Iran's new parliament speaker says talks with US 'futile'
TEHRAN-Agence France-Presse
Iran's parliament speaker Mohammad-Bagher Ghalibaf said any negotiations with the United States would be "futile" as he delivered his first major speech to the conservative-dominated chamber on May 31.
Ghalibaf, a former commander of the Revolutionary Guards' air force, was elected speaker on May 28 after February elections that swung the balance in the legislature towards ultra-conservatives.
The newly formed parliament "considers negotiations with and appeasement of America, as the axis of global arrogance, to be futile and harmful," said Ghalibaf.
He also vowed revenge for the U.S. drone attack in January that killed Qasem Soleimani, the commander of the Guards' foreign operations arm.
"Our strategy in confronting the terrorist America is to finish the revenge for martyr Soleimani's blood," he told lawmakers in a televised address.
This, he said, would entail "the total expulsion of America's terrorist army from the region".

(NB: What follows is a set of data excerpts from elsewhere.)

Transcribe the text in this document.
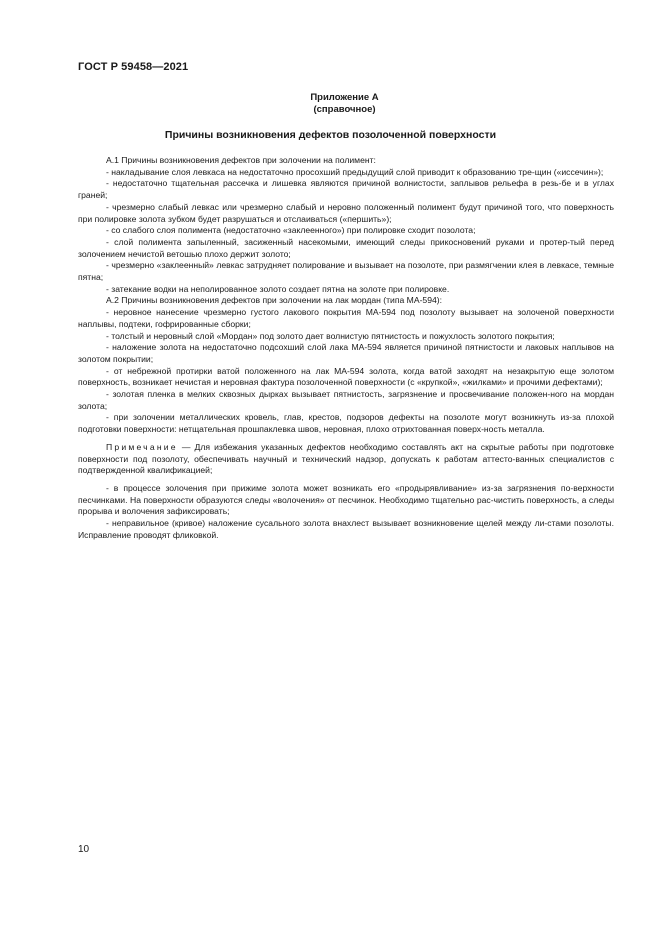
ГОСТ Р 59458—2021
Приложение А
(справочное)
Причины возникновения дефектов позолоченной поверхности

А.1 Причины возникновения дефектов при золочении на полимент:

- накладывание слоя левкаса на недостаточно просохший предыдущий слой приводит к образованию тре-щин («иссечин»);

- недостаточно тщательная рассечка и лишевка являются причиной волнистости, заплывов рельефа в резь-бе и в углах граней;

- чрезмерно слабый левкас или чрезмерно слабый и неровно положенный полимент будут причиной того, что поверхность при полировке золота зубком будет разрушаться и отслаиваться («першить»);

- со слабого слоя полимента (недостаточно «заклеенного») при полировке сходит позолота;

- слой полимента запыленный, засиженный насекомыми, имеющий следы прикосновений руками и протер-тый перед золочением нечистой ветошью плохо держит золото;

- чрезмерно «заклеенный» левкас затрудняет полирование и вызывает на позолоте, при размягчении клея в левкасе, темные пятна;

- затекание водки на неполированное золото создает пятна на золоте при полировке.

А.2 Причины возникновения дефектов при золочении на лак мордан (типа МА-594):

- неровное нанесение чрезмерно густого лакового покрытия МА-594 под позолоту вызывает на золоченой поверхности наплывы, подтеки, гофрированные сборки;

- толстый и неровный слой «Мордан» под золото дает волнистую пятнистость и пожухлость золотого покрытия;

- наложение золота на недостаточно подсохший слой лака МА-594 является причиной пятнистости и лаковых наплывов на золотом покрытии;

- от небрежной протирки ватой положенного на лак МА-594 золота, когда ватой заходят на незакрытую еще золотом поверхность, возникает нечистая и неровная фактура позолоченной поверхности (с «крупкой», «жилками» и прочими дефектами);

- золотая пленка в мелких сквозных дырках вызывает пятнистость, загрязнение и просвечивание положен-ного на мордан золота;

- при золочении металлических кровель, глав, крестов, подзоров дефекты на позолоте могут возникнуть из-за плохой подготовки поверхности: нетщательная прошпаклевка швов, неровная, плохо отрихтованная поверх-ность металла.

Примечание — Для избежания указанных дефектов необходимо составлять акт на скрытые работы при подготовке поверхности под позолоту, обеспечивать научный и технический надзор, допускать к работам аттесто-ванных специалистов с подтвержденной квалификацией;

- в процессе золочения при прижиме золота может возникать его «продырявливание» из-за загрязнения по-верхности песчинками. На поверхности образуются следы «волочения» от песчинок. Необходимо тщательно рас-чистить поверхность, а следы прорыва и волочения зафиксировать;

- неправильное (кривое) наложение сусального золота внахлест вызывает возникновение щелей между ли-стами позолоты. Исправление проводят фликовкой.

10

Decades-old tensions between Tehran and Washington have soared in the past year, with the sworn arch enemies twice appearing to come to the brink of a direct confrontation.

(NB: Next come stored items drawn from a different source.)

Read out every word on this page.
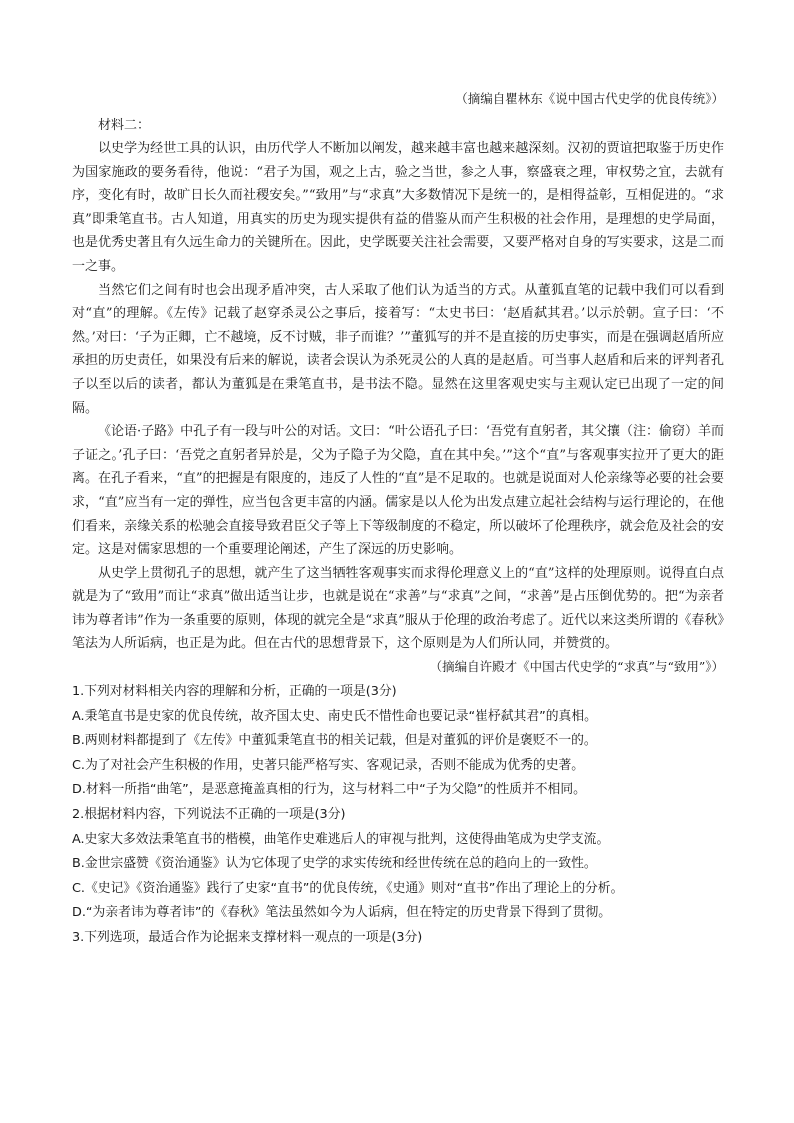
（摘编自瞿林东《说中国古代史学的优良传统》）

材料二：

以史学为经世工具的认识，由历代学人不断加以阐发，越来越丰富也越来越深刻。汉初的贾谊把取鉴于历史作为国家施政的要务看待，他说：“君子为国，观之上古，验之当世，参之人事，察盛衰之理，审权势之宜，去就有序，变化有时，故旷日长久而社稷安矣。”“致用”与“求真”大多数情况下是统一的，是相得益彰，互相促进的。“求真”即秉笔直书。古人知道，用真实的历史为现实提供有益的借鉴从而产生积极的社会作用，是理想的史学局面，也是优秀史著且有久远生命力的关键所在。因此，史学既要关注社会需要，又要严格对自身的写实要求，这是二而一之事。

当然它们之间有时也会出现矛盾冲突，古人采取了他们认为适当的方式。从董狐直笔的记载中我们可以看到对“直”的理解。《左传》记载了赵穿杀灵公之事后，接着写：“太史书曰：‘赵盾弑其君。’以示於朝。宣子曰：‘不然。’对曰：‘子为正卿，亡不越境，反不讨贼，非子而谁？’”董狐写的并不是直接的历史事实，而是在强调赵盾所应承担的历史责任，如果没有后来的解说，读者会误认为杀死灵公的人真的是赵盾。可当事人赵盾和后来的评判者孔子以至以后的读者，都认为董狐是在秉笔直书，是书法不隐。显然在这里客观史实与主观认定已出现了一定的间隔。

《论语·子路》中孔子有一段与叶公的对话。文曰：“叶公语孔子曰：‘吾党有直躬者，其父攘（注：偷窃）羊而子证之。’孔子曰：‘吾党之直躬者异於是，父为子隐子为父隐，直在其中矣。’”这个“直”与客观事实拉开了更大的距离。在孔子看来，“直”的把握是有限度的，违反了人性的“直”是不足取的。也就是说面对人伦亲缘等必要的社会要求，“直”应当有一定的弹性，应当包含更丰富的内涵。儒家是以人伦为出发点建立起社会结构与运行理论的，在他们看来，亲缘关系的松驰会直接导致君臣父子等上下等级制度的不稳定，所以破坏了伦理秩序，就会危及社会的安定。这是对儒家思想的一个重要理论阐述，产生了深远的历史影响。

从史学上贯彻孔子的思想，就产生了这当牺牲客观事实而求得伦理意义上的“直”这样的处理原则。说得直白点就是为了“致用”而让“求真”做出适当让步，也就是说在“求善”与“求真”之间，“求善”是占压倒优势的。把“为亲者讳为尊者讳”作为一条重要的原则，体现的就完全是“求真”服从于伦理的政治考虑了。近代以来这类所谓的《春秋》笔法为人所诟病，也正是为此。但在古代的思想背景下，这个原则是为人们所认同，并赞赏的。

（摘编自许殿才《中国古代史学的“求真”与“致用”》）

1.下列对材料相关内容的理解和分析，正确的一项是(3分)

A.秉笔直书是史家的优良传统，故齐国太史、南史氏不惜性命也要记录“崔杼弑其君”的真相。

B.两则材料都提到了《左传》中董狐秉笔直书的相关记载，但是对董狐的评价是褒贬不一的。

C.为了对社会产生积极的作用，史著只能严格写实、客观记录，否则不能成为优秀的史著。

D.材料一所指“曲笔”，是恶意掩盖真相的行为，这与材料二中“子为父隐”的性质并不相同。

2.根据材料内容，下列说法不正确的一项是(3分)

A.史家大多效法秉笔直书的楷模，曲笔作史难逃后人的审视与批判，这使得曲笔成为史学支流。

B.金世宗盛赞《资治通鉴》认为它体现了史学的求实传统和经世传统在总的趋向上的一致性。

C.《史记》《资治通鉴》践行了史家“直书”的优良传统，《史通》则对“直书”作出了理论上的分析。

D.“为亲者讳为尊者讳”的《春秋》笔法虽然如今为人诟病，但在特定的历史背景下得到了贯彻。

3.下列选项，最适合作为论据来支撑材料一观点的一项是(3分)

The tensions have been rising since 2018, when President Donald Trump withdrew the U.S. from a landmark nuclear accord and began reimposing crippling sanctions on Iran's economy.
That was followed by the U.S. drone strike near Baghdad airport in January that killed Soleimani, a hugely popular figure in the Islamic republic.

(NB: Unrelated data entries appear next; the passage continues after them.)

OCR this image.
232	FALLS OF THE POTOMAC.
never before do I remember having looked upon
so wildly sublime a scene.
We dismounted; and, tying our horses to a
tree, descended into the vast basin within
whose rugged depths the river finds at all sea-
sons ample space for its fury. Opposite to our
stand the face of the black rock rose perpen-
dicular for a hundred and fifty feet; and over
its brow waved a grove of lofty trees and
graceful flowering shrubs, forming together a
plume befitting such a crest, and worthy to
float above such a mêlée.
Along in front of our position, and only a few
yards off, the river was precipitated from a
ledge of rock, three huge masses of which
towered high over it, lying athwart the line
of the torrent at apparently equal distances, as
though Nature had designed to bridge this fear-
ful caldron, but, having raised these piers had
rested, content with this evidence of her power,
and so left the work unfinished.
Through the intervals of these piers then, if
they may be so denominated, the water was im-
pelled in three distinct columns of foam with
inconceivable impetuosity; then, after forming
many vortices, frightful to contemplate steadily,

Days later, Iran fired a barrage of missiles at U.S. troops stationed in Iraq in retaliation, but Trump opted against taking any military action in response.
Ghalibaf called for ties to be improved with neighbours and with "great powers who were friends with us in hard times and share significant strategic relations", without naming them.
The 58-year-old Ghalibaf is a three-time presidential candidate who lost out to current incumbent Hassan Rouhani at the last election in 2017.
The newly elected speaker had also served as Tehran mayor and the Islamic republic's police chief before taking up his latest post.